Your first 3 to 5 clients will come from a combination of platform applications, direct outreach, and your existing network. On Upwork, search for "virtual assistant" jobs posted in the last 24 hours and apply to 5 to 10 per day with personalized proposals that directly address what the client described needing. Generic proposals that start with "I am a hardworking virtual assistant" get ignored. Proposals that start with "I noticed you need someone to manage your Shopify product listings, here is how I would approach that" get responses. For direct outreach, identify small business owners and solopreneurs in your network or in online communities (Facebook groups for entrepreneurs, Reddit's r/entrepreneur, LinkedIn) and send a brief, specific message about how you can help with a task they are clearly struggling with. Offer a discounted first month or a free trial of 5 hours to reduce the risk for your first clients.
Your first clients are your most important marketing asset. Exceed their expectations: respond to messages quickly, deliver work ahead of deadlines, anticipate needs before they ask, and communicate proactively about progress and any issues. After working with a client for at least one month, ask for a testimonial you can use on your website and Upwork profile. After two to three months of solid work, ask if they know anyone else who could use similar help. Referrals from satisfied clients are the highest-converting source of new VA business because they come with built-in trust.
After six months to a year of general VA work, you will notice patterns: certain types of tasks are more enjoyable, certain industries are more lucrative, and certain clients are easier to work with. Use these patterns to specialize. A general VA charging $20 per hour who specializes in ecommerce store management can rebrand as an "Ecommerce Operations VA" and charge $35 to $50 per hour because specialized expertise is worth more than general availability. Common profitable VA specializations include: Shopify store management, social media management, bookkeeping and financial administration, podcast production management, real estate transaction coordination, and executive assistance for founders and CEOs.

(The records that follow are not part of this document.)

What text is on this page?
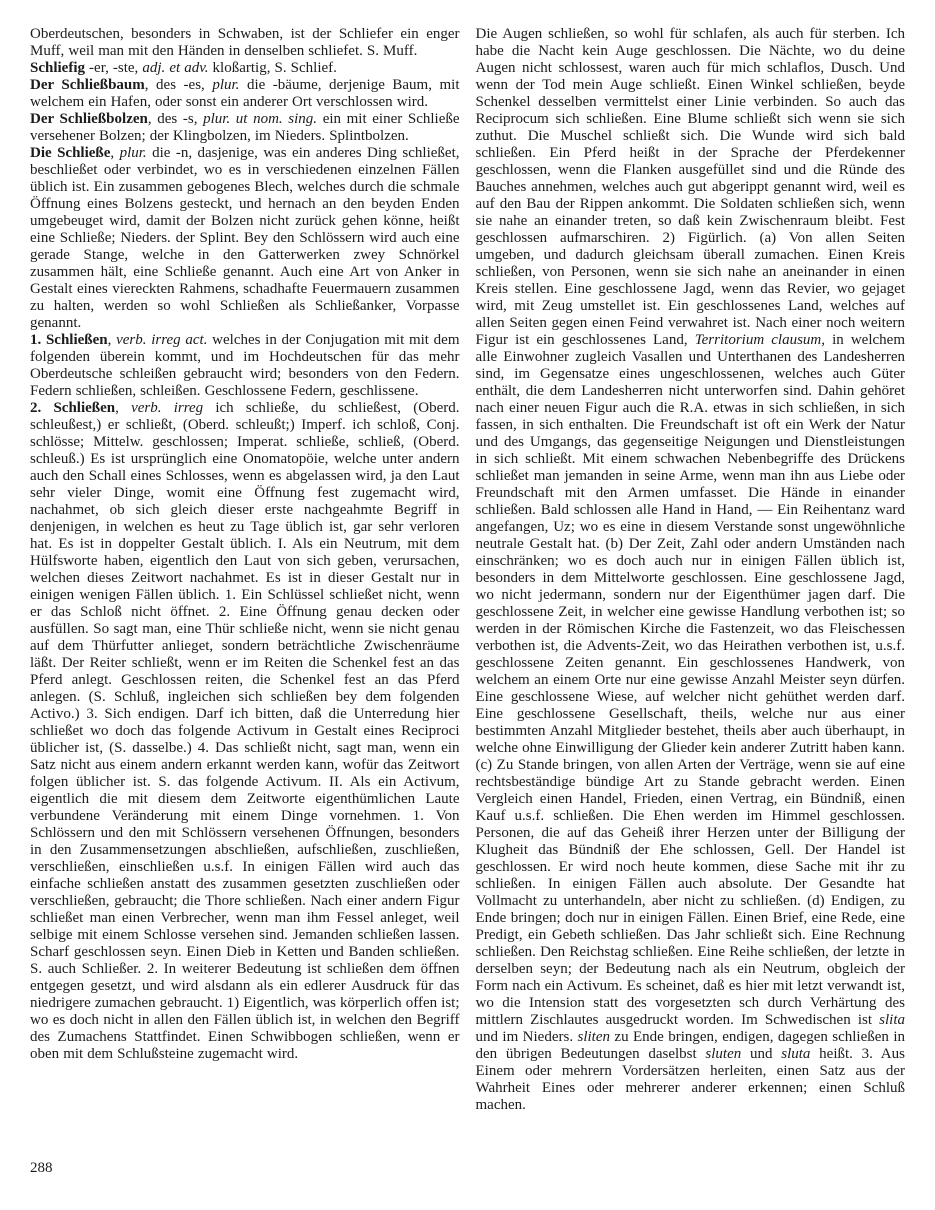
Oberdeutschen, besonders in Schwaben, ist der Schliefer ein enger Muff, weil man mit den Händen in denselben schliefet. S. Muff.

Schliefig -er, -ste, adj. et adv. kloßartig, S. Schlief.

Der Schließbaum, des -es, plur. die -bäume, derjenige Baum, mit welchem ein Hafen, oder sonst ein anderer Ort verschlossen wird.

Der Schließbolzen, des -s, plur. ut nom. sing. ein mit einer Schließe versehener Bolzen; der Klingbolzen, im Nieders. Splintbolzen.

Die Schließe, plur. die -n, dasjenige, was ein anderes Ding schließet, beschließet oder verbindet, wo es in verschiedenen einzelnen Fällen üblich ist. Ein zusammen gebogenes Blech, welches durch die schmale Öffnung eines Bolzens gesteckt, und hernach an den beyden Enden umgebeuget wird, damit der Bolzen nicht zurück gehen könne, heißt eine Schließe; Nieders. der Splint. Bey den Schlössern wird auch eine gerade Stange, welche in den Gatterwerken zwey Schnörkel zusammen hält, eine Schließe genannt. Auch eine Art von Anker in Gestalt eines viereckten Rahmens, schadhafte Feuermauern zusammen zu halten, werden so wohl Schließen als Schließanker, Vorpasse genannt.

1. Schließen, verb. irreg act. welches in der Conjugation mit mit dem folgenden überein kommt, und im Hochdeutschen für das mehr Oberdeutsche schleißen gebraucht wird; besonders von den Federn. Federn schließen, schleißen. Geschlossene Federn, geschlissene.

2. Schließen, verb. irreg ich schließe, du schließest, (Oberd. schleußest,) er schließt, (Oberd. schleußt;) Imperf. ich schloß, Conj. schlösse; Mittelw. geschlossen; Imperat. schließe, schließ, (Oberd. schleuß.) Es ist ursprünglich eine Onomatopöie, welche unter andern auch den Schall eines Schlosses, wenn es abgelassen wird, ja den Laut sehr vieler Dinge, womit eine Öffnung fest zugemacht wird, nachahmet, ob sich gleich dieser erste nachgeahmte Begriff in denjenigen, in welchen es heut zu Tage üblich ist, gar sehr verloren hat. Es ist in doppelter Gestalt üblich. I. Als ein Neutrum, mit dem Hülfsworte haben, eigentlich den Laut von sich geben, verursachen, welchen dieses Zeitwort nachahmet. Es ist in dieser Gestalt nur in einigen wenigen Fällen üblich. 1. Ein Schlüssel schließet nicht, wenn er das Schloß nicht öffnet. 2. Eine Öffnung genau decken oder ausfüllen. So sagt man, eine Thür schließe nicht, wenn sie nicht genau auf dem Thürfutter anlieget, sondern beträchtliche Zwischenräume läßt. Der Reiter schließt, wenn er im Reiten die Schenkel fest an das Pferd anlegt. Geschlossen reiten, die Schenkel fest an das Pferd anlegen. (S. Schluß, ingleichen sich schließen bey dem folgenden Activo.) 3. Sich endigen. Darf ich bitten, daß die Unterredung hier schließet wo doch das folgende Activum in Gestalt eines Reciproci üblicher ist, (S. dasselbe.) 4. Das schließt nicht, sagt man, wenn ein Satz nicht aus einem andern erkannt werden kann, wofür das Zeitwort folgen üblicher ist. S. das folgende Activum. II. Als ein Activum, eigentlich die mit diesem dem Zeitworte eigenthümlichen Laute verbundene Veränderung mit einem Dinge vornehmen. 1. Von Schlössern und den mit Schlössern versehenen Öffnungen, besonders in den Zusammensetzungen abschließen, aufschließen, zuschließen, verschließen, einschließen u.s.f. In einigen Fällen wird auch das einfache schließen anstatt des zusammen gesetzten zuschließen oder verschließen, gebraucht; die Thore schließen. Nach einer andern Figur schließet man einen Verbrecher, wenn man ihm Fessel anleget, weil selbige mit einem Schlosse versehen sind. Jemanden schließen lassen. Scharf geschlossen seyn. Einen Dieb in Ketten und Banden schließen. S. auch Schließer. 2. In weiterer Bedeutung ist schließen dem öffnen entgegen gesetzt, und wird alsdann als ein edlerer Ausdruck für das niedrigere zumachen gebraucht. 1) Eigentlich, was körperlich offen ist; wo es doch nicht in allen den Fällen üblich ist, in welchen den Begriff des Zumachens Stattfindet. Einen Schwibbogen schließen, wenn er oben mit dem Schlußsteine zugemacht wird.

Die Augen schließen, so wohl für schlafen, als auch für sterben. Ich habe die Nacht kein Auge geschlossen. Die Nächte, wo du deine Augen nicht schlossest, waren auch für mich schlaflos, Dusch. Und wenn der Tod mein Auge schließt. Einen Winkel schließen, beyde Schenkel desselben vermittelst einer Linie verbinden. So auch das Reciprocum sich schließen. Eine Blume schließt sich wenn sie sich zuthut. Die Muschel schließt sich. Die Wunde wird sich bald schließen. Ein Pferd heißt in der Sprache der Pferdekenner geschlossen, wenn die Flanken ausgefüllet sind und die Ründe des Bauches annehmen, welches auch gut abgerippt genannt wird, weil es auf den Bau der Rippen ankommt. Die Soldaten schließen sich, wenn sie nahe an einander treten, so daß kein Zwischenraum bleibt. Fest geschlossen aufmarschiren. 2) Figürlich. (a) Von allen Seiten umgeben, und dadurch gleichsam überall zumachen. Einen Kreis schließen, von Personen, wenn sie sich nahe an aneinander in einen Kreis stellen. Eine geschlossene Jagd, wenn das Revier, wo gejaget wird, mit Zeug umstellet ist. Ein geschlossenes Land, welches auf allen Seiten gegen einen Feind verwahret ist. Nach einer noch weitern Figur ist ein geschlossenes Land, Territorium clausum, in welchem alle Einwohner zugleich Vasallen und Unterthanen des Landesherren sind, im Gegensatze eines ungeschlossenen, welches auch Güter enthält, die dem Landesherren nicht unterworfen sind. Dahin gehöret nach einer neuen Figur auch die R.A. etwas in sich schließen, in sich fassen, in sich enthalten. Die Freundschaft ist oft ein Werk der Natur und des Umgangs, das gegenseitige Neigungen und Dienstleistungen in sich schließt. Mit einem schwachen Nebenbegriffe des Drückens schließet man jemanden in seine Arme, wenn man ihn aus Liebe oder Freundschaft mit den Armen umfasset. Die Hände in einander schließen. Bald schlossen alle Hand in Hand, — Ein Reihentanz ward angefangen, Uz; wo es eine in diesem Verstande sonst ungewöhnliche neutrale Gestalt hat. (b) Der Zeit, Zahl oder andern Umständen nach einschränken; wo es doch auch nur in einigen Fällen üblich ist, besonders in dem Mittelworte geschlossen. Eine geschlossene Jagd, wo nicht jedermann, sondern nur der Eigenthümer jagen darf. Die geschlossene Zeit, in welcher eine gewisse Handlung verbothen ist; so werden in der Römischen Kirche die Fastenzeit, wo das Fleischessen verbothen ist, die Advents-Zeit, wo das Heirathen verbothen ist, u.s.f. geschlossene Zeiten genannt. Ein geschlossenes Handwerk, von welchem an einem Orte nur eine gewisse Anzahl Meister seyn dürfen. Eine geschlossene Wiese, auf welcher nicht gehüthet werden darf. Eine geschlossene Gesellschaft, theils, welche nur aus einer bestimmten Anzahl Mitglieder bestehet, theils aber auch überhaupt, in welche ohne Einwilligung der Glieder kein anderer Zutritt haben kann. (c) Zu Stande bringen, von allen Arten der Verträge, wenn sie auf eine rechtsbeständige bündige Art zu Stande gebracht werden. Einen Vergleich einen Handel, Frieden, einen Vertrag, ein Bündniß, einen Kauf u.s.f. schließen. Die Ehen werden im Himmel geschlossen. Personen, die auf das Geheiß ihrer Herzen unter der Billigung der Klugheit das Bündniß der Ehe schlossen, Gell. Der Handel ist geschlossen. Er wird noch heute kommen, diese Sache mit ihr zu schließen. In einigen Fällen auch absolute. Der Gesandte hat Vollmacht zu unterhandeln, aber nicht zu schließen. (d) Endigen, zu Ende bringen; doch nur in einigen Fällen. Einen Brief, eine Rede, eine Predigt, ein Gebeth schließen. Das Jahr schließt sich. Eine Rechnung schließen. Den Reichstag schließen. Eine Reihe schließen, der letzte in derselben seyn; der Bedeutung nach als ein Neutrum, obgleich der Form nach ein Activum. Es scheinet, daß es hier mit letzt verwandt ist, wo die Intension statt des vorgesetzten sch durch Verhärtung des mittlern Zischlautes ausgedruckt worden. Im Schwedischen ist slita und im Nieders. sliten zu Ende bringen, endigen, dagegen schließen in den übrigen Bedeutungen daselbst sluten und sluta heißt. 3. Aus Einem oder mehrern Vordersätzen herleiten, einen Satz aus der Wahrheit Eines oder mehrerer anderer erkennen; einen Schluß machen.

288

Tools Every Virtual Assistant Needs
Most VA tools are provided or specified by your clients, but you should be familiar with the major platforms: Google Workspace (Gmail, Google Docs, Sheets, Calendar), Microsoft 365 (Outlook, Word, Excel), Slack for team communication, Asana or Trello for project management, Canva for basic graphic design, and LastPass or 1Password for securely sharing login credentials with clients. For time tracking and invoicing, Toggl (free) tracks your hours and Wave (free) or FreshBooks ($17 per month) handles invoicing. The remote work tools guide covers these and additional options.
VA Work vs Full Employment
Most VAs work as independent contractors, which means you handle your own taxes, health insurance, retirement savings, and business expenses. Set aside 25% to 30% of your income for taxes and make quarterly estimated payments to avoid penalties. The advantage of contractor status is flexibility (you set your hours, choose your clients, and work from anywhere) and potentially higher effective income because you deduct business expenses including your home office, internet, computer, and software subscriptions. The disadvantage is the lack of employer-provided benefits and guaranteed income. Some VAs prefer the security of working through an agency like Belay or Time Etc, which provides more consistent work flow even though the per-hour rate is lower.